Le râleur — c’était celui qui était tombé — se releva. Il remit son bonnet sur le crâne avant de maugréer.

— C’est pas vrai ! Ce crétin a encore éternué !

— Ça va, tu ne t’es pas fait mal ? demanda Coquette, en se relevant avec peine du tas d’ustensiles qui la recouvrait.

— Mal ? Depuis quand un homme peut avoir mal ?

— Tu as fait une sacrée culbute.

— Et puis ? Avoir mal, c’est pour vous, les femmes. Les faibles. Ramasse tout ce bazar au lieu de bavarder et lave donc le sol. Vous, vous n’êtes que du blabla, rien d’utile. Poison et artifice !
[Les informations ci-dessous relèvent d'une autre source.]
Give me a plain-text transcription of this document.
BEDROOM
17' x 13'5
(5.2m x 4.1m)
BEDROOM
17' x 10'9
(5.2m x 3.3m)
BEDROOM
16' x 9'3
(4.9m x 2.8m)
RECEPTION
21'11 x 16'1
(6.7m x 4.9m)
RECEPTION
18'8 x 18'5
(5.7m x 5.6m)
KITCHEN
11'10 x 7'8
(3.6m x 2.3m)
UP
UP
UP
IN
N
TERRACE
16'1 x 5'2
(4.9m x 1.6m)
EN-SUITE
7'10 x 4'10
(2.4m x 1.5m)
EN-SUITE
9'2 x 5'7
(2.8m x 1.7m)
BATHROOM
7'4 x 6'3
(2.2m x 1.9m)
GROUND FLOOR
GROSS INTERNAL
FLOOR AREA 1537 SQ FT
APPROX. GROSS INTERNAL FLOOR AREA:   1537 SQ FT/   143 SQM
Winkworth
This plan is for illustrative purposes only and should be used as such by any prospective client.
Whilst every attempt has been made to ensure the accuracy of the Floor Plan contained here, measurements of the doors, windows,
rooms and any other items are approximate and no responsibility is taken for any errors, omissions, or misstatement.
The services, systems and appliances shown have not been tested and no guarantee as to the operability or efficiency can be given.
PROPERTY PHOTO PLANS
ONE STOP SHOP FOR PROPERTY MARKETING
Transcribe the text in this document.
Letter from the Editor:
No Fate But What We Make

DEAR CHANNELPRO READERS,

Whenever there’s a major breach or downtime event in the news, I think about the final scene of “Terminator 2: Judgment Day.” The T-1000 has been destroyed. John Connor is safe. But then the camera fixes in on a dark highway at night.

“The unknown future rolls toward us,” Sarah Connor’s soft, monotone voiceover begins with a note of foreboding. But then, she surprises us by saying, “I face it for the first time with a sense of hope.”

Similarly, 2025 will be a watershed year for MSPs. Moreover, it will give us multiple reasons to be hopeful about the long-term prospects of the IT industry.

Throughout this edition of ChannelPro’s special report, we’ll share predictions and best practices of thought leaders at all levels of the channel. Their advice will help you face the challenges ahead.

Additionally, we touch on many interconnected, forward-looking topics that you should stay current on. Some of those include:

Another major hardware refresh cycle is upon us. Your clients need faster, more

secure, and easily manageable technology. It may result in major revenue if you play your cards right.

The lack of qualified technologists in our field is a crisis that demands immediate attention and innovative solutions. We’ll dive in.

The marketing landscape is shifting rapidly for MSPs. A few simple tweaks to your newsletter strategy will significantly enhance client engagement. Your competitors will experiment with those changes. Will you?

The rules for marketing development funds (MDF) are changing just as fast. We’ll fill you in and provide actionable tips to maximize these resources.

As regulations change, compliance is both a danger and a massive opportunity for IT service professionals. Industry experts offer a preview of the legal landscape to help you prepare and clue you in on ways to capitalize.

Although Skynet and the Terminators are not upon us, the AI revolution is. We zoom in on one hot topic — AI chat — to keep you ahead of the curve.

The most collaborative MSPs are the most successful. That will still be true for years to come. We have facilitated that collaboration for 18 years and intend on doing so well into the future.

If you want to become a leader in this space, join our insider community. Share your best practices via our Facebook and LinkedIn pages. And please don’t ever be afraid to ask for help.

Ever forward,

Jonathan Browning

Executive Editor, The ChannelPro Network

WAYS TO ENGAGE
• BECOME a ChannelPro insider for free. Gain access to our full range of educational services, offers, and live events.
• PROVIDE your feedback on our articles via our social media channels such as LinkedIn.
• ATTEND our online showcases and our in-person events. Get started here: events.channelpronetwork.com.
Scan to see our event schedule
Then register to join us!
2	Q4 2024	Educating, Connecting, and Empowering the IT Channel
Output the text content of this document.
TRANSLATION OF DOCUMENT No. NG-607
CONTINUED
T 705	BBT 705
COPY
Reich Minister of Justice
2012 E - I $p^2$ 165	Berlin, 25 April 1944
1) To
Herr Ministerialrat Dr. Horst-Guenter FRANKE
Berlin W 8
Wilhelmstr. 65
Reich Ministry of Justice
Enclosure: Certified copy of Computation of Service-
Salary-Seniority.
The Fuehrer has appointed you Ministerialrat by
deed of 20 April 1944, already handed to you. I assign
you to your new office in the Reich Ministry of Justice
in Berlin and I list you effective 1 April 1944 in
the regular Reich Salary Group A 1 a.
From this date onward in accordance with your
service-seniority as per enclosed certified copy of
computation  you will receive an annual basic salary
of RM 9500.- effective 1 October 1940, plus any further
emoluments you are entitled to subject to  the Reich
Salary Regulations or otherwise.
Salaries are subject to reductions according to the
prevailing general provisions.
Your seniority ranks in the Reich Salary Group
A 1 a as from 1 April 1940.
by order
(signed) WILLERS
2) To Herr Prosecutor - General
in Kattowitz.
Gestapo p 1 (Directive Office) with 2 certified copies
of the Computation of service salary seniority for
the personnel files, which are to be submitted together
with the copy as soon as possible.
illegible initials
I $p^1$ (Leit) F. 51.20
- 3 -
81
— C’est comme ça que tu as décrit la princesse, marmonna-t-elle.

— Quoi ?! Tu oses me répondre ? Et bien c’est qu’il y a des poisons plus doux et des artifices plus beaux que d’autres. Et puis qui t’a demandé de parler ? Tu sais bien que tu n’as pas ce droit.

Coquette baissa les yeux. Elle le savait. C’était les règles qu’on lui avait dictées.

Le râleur repartit à la hâte sur le devant de la scène, dans le salon éclairé pour profiter encore de la fête.


  La femme de l’ombre ramassa les casseroles, pioches, balais et autres objets qui s’étaient renversés dans le cellier. Puis elle prit un seau d’eau pour le remplir et laver le sol, tel que l’avait ordonné le vilain petit homme.